Нещадная боль при каждом шаге ударяла в позвоночник, а он шел от возка с широко открытыми глазами, лишь опираясь на флигель-адъютанта и прибежавшую жену. Та охала по-немецки: тихо, с деловитым сочувствием. Это он любил в ней: хоть сам обычно гремел голосом, но не переносил громкого русского крику.

Все качалось перед глазами, от горизонта продолжали набегать ровные серые линии. Беззвучно прыгал бот в волнах, испуганные глаза матроса смотрели на него сквозь непонятную прозрачность…

Рот извергался криком, и не могло уже вместить сознание эту боль. Но матрос не уходил: с широким носом на веснушчатом лице и вопрошающими глазами. Он все тянул утопленника из мутной ледянистой воды: голова на длинной шее болталась в волнах, тело росло, увеличивалось, становилось непомерно тяжелым…
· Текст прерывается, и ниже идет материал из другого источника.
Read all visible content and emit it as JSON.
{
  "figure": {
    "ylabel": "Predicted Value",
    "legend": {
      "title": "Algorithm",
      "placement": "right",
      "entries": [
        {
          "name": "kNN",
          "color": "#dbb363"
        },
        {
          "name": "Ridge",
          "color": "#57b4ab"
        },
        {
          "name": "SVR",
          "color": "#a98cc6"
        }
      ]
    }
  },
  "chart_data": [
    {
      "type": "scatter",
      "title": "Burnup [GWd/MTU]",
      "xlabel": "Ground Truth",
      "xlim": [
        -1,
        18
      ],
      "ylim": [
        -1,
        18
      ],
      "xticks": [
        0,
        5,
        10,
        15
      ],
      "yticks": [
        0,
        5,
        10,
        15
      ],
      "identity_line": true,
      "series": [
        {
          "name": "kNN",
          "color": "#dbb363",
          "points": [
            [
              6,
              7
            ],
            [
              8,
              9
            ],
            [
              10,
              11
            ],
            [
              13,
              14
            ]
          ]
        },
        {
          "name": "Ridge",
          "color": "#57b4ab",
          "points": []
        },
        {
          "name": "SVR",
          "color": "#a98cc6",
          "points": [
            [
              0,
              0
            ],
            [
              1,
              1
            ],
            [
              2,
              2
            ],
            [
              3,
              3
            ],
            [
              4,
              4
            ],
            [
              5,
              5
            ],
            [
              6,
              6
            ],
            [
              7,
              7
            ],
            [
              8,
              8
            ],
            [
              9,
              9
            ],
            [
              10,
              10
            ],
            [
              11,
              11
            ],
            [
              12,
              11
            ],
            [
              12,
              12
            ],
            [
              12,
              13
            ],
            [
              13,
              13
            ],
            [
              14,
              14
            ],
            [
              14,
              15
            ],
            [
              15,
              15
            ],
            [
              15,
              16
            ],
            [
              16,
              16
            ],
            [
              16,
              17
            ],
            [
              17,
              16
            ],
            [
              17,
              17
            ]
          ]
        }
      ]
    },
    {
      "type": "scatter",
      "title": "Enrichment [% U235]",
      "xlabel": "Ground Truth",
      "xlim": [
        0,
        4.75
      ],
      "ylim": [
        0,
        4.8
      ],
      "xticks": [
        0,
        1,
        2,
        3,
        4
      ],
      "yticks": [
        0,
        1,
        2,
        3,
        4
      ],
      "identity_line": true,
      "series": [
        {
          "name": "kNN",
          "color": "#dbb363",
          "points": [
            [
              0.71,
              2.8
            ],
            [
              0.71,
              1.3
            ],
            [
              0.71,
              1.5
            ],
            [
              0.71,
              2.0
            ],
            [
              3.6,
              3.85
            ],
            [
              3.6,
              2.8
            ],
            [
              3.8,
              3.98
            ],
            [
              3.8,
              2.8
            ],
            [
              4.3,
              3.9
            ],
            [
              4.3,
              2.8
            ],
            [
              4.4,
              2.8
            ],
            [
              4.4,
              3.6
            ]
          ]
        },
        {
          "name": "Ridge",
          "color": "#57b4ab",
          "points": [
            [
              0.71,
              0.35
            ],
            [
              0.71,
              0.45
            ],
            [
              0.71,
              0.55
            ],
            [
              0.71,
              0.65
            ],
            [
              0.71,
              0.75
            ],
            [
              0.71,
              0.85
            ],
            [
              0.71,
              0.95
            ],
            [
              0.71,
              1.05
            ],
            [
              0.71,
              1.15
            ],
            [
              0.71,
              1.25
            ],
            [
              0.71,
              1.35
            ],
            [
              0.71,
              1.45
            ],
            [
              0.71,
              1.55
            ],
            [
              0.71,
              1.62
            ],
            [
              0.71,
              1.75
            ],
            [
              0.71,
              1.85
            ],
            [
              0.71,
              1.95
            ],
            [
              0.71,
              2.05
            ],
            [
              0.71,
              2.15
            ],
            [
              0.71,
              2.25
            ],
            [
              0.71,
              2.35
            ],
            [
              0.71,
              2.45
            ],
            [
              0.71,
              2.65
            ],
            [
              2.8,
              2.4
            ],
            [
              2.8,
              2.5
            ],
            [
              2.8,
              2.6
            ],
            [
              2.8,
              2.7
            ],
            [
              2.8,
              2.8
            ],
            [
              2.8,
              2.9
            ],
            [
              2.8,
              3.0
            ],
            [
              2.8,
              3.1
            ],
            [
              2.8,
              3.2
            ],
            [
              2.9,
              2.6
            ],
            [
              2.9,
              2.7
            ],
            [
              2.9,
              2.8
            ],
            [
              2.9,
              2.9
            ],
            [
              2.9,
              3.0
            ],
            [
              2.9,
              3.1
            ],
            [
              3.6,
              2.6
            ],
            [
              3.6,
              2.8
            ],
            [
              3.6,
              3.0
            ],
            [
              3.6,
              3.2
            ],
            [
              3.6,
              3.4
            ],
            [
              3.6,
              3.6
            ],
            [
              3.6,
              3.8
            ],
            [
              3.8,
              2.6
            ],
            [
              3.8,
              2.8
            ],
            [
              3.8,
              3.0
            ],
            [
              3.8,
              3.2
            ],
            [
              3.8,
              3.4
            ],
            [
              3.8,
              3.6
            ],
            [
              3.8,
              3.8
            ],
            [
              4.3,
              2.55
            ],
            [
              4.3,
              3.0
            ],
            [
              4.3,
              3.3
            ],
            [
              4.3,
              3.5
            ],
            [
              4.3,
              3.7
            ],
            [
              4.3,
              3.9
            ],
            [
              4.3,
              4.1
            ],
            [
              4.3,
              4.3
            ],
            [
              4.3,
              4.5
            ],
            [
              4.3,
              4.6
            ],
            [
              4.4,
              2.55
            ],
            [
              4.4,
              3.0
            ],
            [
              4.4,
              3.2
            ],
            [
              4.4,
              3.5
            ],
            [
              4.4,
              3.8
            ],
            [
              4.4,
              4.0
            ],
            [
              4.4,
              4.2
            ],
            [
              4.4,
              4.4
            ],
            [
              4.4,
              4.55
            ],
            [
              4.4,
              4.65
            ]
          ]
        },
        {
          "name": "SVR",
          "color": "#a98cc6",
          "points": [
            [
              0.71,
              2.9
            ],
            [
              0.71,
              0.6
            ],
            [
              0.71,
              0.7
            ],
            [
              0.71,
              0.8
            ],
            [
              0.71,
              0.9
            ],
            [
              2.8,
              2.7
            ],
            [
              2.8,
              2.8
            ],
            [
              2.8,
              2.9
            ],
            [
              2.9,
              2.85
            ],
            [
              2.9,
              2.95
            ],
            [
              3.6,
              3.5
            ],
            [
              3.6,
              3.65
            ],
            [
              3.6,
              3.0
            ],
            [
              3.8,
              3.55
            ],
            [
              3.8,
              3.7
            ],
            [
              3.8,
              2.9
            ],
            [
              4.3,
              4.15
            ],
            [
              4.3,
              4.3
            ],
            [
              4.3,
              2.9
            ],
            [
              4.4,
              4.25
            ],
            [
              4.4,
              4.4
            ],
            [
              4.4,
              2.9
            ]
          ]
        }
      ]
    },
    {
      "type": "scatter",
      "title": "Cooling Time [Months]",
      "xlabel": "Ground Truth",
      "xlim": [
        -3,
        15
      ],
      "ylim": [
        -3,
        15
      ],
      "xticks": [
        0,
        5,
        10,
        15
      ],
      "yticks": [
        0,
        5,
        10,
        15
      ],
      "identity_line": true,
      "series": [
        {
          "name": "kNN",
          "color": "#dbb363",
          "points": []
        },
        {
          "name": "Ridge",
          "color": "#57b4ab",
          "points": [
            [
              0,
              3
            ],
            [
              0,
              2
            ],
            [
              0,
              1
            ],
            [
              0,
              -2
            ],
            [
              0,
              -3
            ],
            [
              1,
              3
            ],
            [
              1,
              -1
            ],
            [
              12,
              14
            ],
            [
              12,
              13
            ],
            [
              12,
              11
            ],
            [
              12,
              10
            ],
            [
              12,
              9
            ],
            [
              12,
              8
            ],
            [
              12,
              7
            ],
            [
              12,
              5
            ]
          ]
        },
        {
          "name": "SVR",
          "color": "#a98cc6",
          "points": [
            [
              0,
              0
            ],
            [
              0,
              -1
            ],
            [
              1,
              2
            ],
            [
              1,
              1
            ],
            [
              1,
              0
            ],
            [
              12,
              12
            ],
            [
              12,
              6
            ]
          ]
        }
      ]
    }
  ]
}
Криком укрощая страдание, он вставал, давал одевать себя, выходил в сенат и в ассамблею, подписывал бумаги, не ведая ни к кому снисхождения. И кругом: в доме, на улице, там и здесь – виделся ему матрос. Тысяча одинаковых лиц была у него…

Он возвращался, разрешая боли терзать себя, не в силах держать уже ее в повиновении. Каленые клещи впивались в позвоночник. Крутило мокрым снегом за расчерченными в квадраты голландскими стеклами. Снег липнул к ним, так и не оставляя на этой стороне узоров. Все вдруг ушло куда-то: шумы, блики, цветные кафели печи. Матрос сидел рядом и ждал. И тогда он понял свою обязанность объяснить кому-то все это. Для чего-то же тащил он этого матроса из темной, не знающей смысла пучины. Что двигало им, когда прыгнул в ледяную волну?..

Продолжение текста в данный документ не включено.